Morrison’s responses to the royal commission into robo-debt, the inquiry into his secret ministries, and the audits of infrastructure programs such as the outrageous commuter car park fund have in common a Catch-22 logic designed to absolve him of any blame. As the one with power, only he knew what it meant to wield it. So any questioning of his conduct – whether at a press conference at the time, or after the fact in the witness box of a royal commission

– could be dismissed with the claim that his interrogator didn’t understand politics.

‘‘The findings which are adverse to me are based upon a fundamental misunderstanding of how government operates,’’ Morrison said in reply to robo-debt royal commissioner Catherine Holmes last week.

This retort was on the mild side compared with the backhander he gave former High Court justice Virginia Bell on the release of her secret ministries inquiry last November: ‘‘As prime minister my awareness of issues regarding national security and the national interest was broader than that known to individual ministers and certainly to the inquiry. This limits the ability for third parties to draw definitive conclusions on such matters.’’

If it were just Morrison saying these things as a defeated PM, the system could begin to move on.

But note how familiar this shameless line of rebuttal is. Daniel Andrews, the most electorally successful leader, federal or state, of this generation, has mastered the dark art of deflection, using a few chilling words where Morrison deployed a stream of selfserving consciousness.

Recall the premier’s curt dismissal of the Independent Broad-based Anticorruption Commission report in April, which found the Andrews government improperly awarded a Labor-affiliated union a $1.2 million contract. Andrews said the report was ‘‘educational’’.

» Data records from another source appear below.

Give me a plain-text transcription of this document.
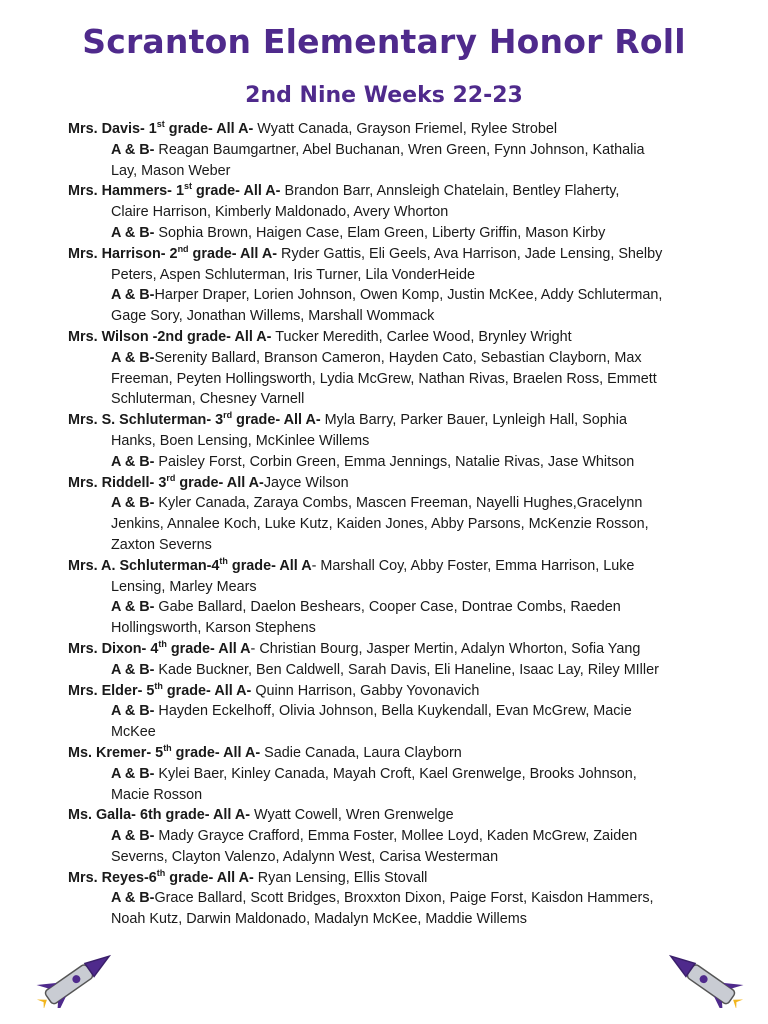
Scranton Elementary Honor Roll
2nd Nine Weeks 22-23
Mrs. Davis- 1st grade- All A- Wyatt Canada, Grayson Friemel, Rylee Strobel
A & B- Reagan Baumgartner, Abel Buchanan, Wren Green, Fynn Johnson, Kathalia
Lay, Mason Weber
Mrs. Hammers- 1st grade- All A- Brandon Barr, Annsleigh Chatelain, Bentley Flaherty,
Claire Harrison, Kimberly Maldonado, Avery Whorton
A & B- Sophia Brown, Haigen Case, Elam Green, Liberty Griffin, Mason Kirby
Mrs. Harrison- 2nd grade- All A- Ryder Gattis, Eli Geels, Ava Harrison, Jade Lensing, Shelby
Peters, Aspen Schluterman, Iris Turner, Lila VonderHeide
A & B-Harper Draper, Lorien Johnson, Owen Komp, Justin McKee, Addy Schluterman,
Gage Sory, Jonathan Willems, Marshall Wommack
Mrs. Wilson -2nd grade- All A- Tucker Meredith, Carlee Wood, Brynley Wright
A & B-Serenity Ballard, Branson Cameron, Hayden Cato, Sebastian Clayborn, Max
Freeman, Peyten Hollingsworth, Lydia McGrew, Nathan Rivas, Braelen Ross, Emmett
Schluterman, Chesney Varnell
Mrs. S. Schluterman- 3rd grade- All A- Myla Barry, Parker Bauer, Lynleigh Hall, Sophia
Hanks, Boen Lensing, McKinlee Willems
A & B- Paisley Forst, Corbin Green, Emma Jennings, Natalie Rivas, Jase Whitson
Mrs. Riddell- 3rd grade- All A-Jayce Wilson
A & B- Kyler Canada, Zaraya Combs, Mascen Freeman, Nayelli Hughes,Gracelynn
Jenkins, Annalee Koch, Luke Kutz, Kaiden Jones, Abby Parsons, McKenzie Rosson,
Zaxton Severns
Mrs. A. Schluterman-4th grade- All A- Marshall Coy, Abby Foster, Emma Harrison, Luke
Lensing, Marley Mears
A & B- Gabe Ballard, Daelon Beshears, Cooper Case, Dontrae Combs, Raeden
Hollingsworth, Karson Stephens
Mrs. Dixon- 4th grade- All A- Christian Bourg, Jasper Mertin, Adalyn Whorton, Sofia Yang
A & B- Kade Buckner, Ben Caldwell, Sarah Davis, Eli Haneline, Isaac Lay, Riley MIller
Mrs. Elder- 5th grade- All A- Quinn Harrison, Gabby Yovonavich
A & B- Hayden Eckelhoff, Olivia Johnson, Bella Kuykendall, Evan McGrew, Macie
McKee
Ms. Kremer- 5th grade- All A- Sadie Canada, Laura Clayborn
A & B- Kylei Baer, Kinley Canada, Mayah Croft, Kael Grenwelge, Brooks Johnson,
Macie Rosson
Ms. Galla- 6th grade- All A- Wyatt Cowell, Wren Grenwelge
A & B- Mady Grayce Crafford, Emma Foster, Mollee Loyd, Kaden McGrew, Zaiden
Severns, Clayton Valenzo, Adalynn West, Carisa Westerman
Mrs. Reyes-6th grade- All A- Ryan Lensing, Ellis Stovall
A & B-Grace Ballard, Scott Bridges, Broxxton Dixon, Paige Forst, Kaisdon Hammers,
Noah Kutz, Darwin Maldonado, Madalyn McKee, Maddie Willems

Victorian Ombudsman Deborah Glass, whose office originally referred the matter to IBAC, corrected him. ‘‘I think it says a lot about the premier’s views on corruption and integrity,’’ she told 3AW. The IBAC report was not educational – ‘‘it was a damning report about misconduct of ministerial advisers and ministerial responsibility for those advisers’’.

Nothing in the IBAC report comes close to the findings against Morrison in the robo-debt scandal. As the minister responsible for the scheme’s introduction in 2015, Morrison ‘‘allowed cabinet to be misled’’ and ‘‘failed to meet his ministerial responsibility to ensure that cabinet was properly informed about what the proposal actually entailed and to ensure that it was lawful’’, Holmes wrote in her report.

The one who didn’t understand how government is meant to operate was, in fact, Morrison. Holmes found that Morrison gave misleading evidence to the inquiry. ‘‘The Commission rejects as untrue Mr Morrison’s evidence that he was told that income averaging as contemplated in the Executive Minute was an established practice and a ‘foundational way’ in which DHS (the Department of Human Services) worked.’’ He provided no written record of such advice.

Yet politicians on all sides, public servants and even the press gallery would be making a grievous mistake if they expect that the system will be cleansed by the disgracing of Morrison, and his eventual departure from parliament.

The office of prime minister was damaged long before Morrison occupied it. He inherited a system that had so politicised the idea of government that any criticism, advice or even simple community feedback was seen as a political attack.

When Morrison told Holmes and Bell that they didn’t understand government, he was saying, in effect, that no one can judge an elected government between campaigns, or even after a government has been defeated. Only the people can hire and fire, but their sovereignty is limited to the election itself.

The challenge for Anthony Albanese and his government in the wake of the robo-debt findings goes beyond the reempowering of the public service, and better cabinet processes. The biggest question now is whether Labor can restore the traditions of representation to politics.

The test for Albanese will come when the polls eventually tighten. Will he succumb to the dual temptations of blame-shifting and pork-barrelling, and repeat the sorry history of Liberal and Labor predecessors? Or will he confess his mistakes in real time, and reduce the demand for future royal commissions?

George Megalogenis is a journalist, political commentator and author.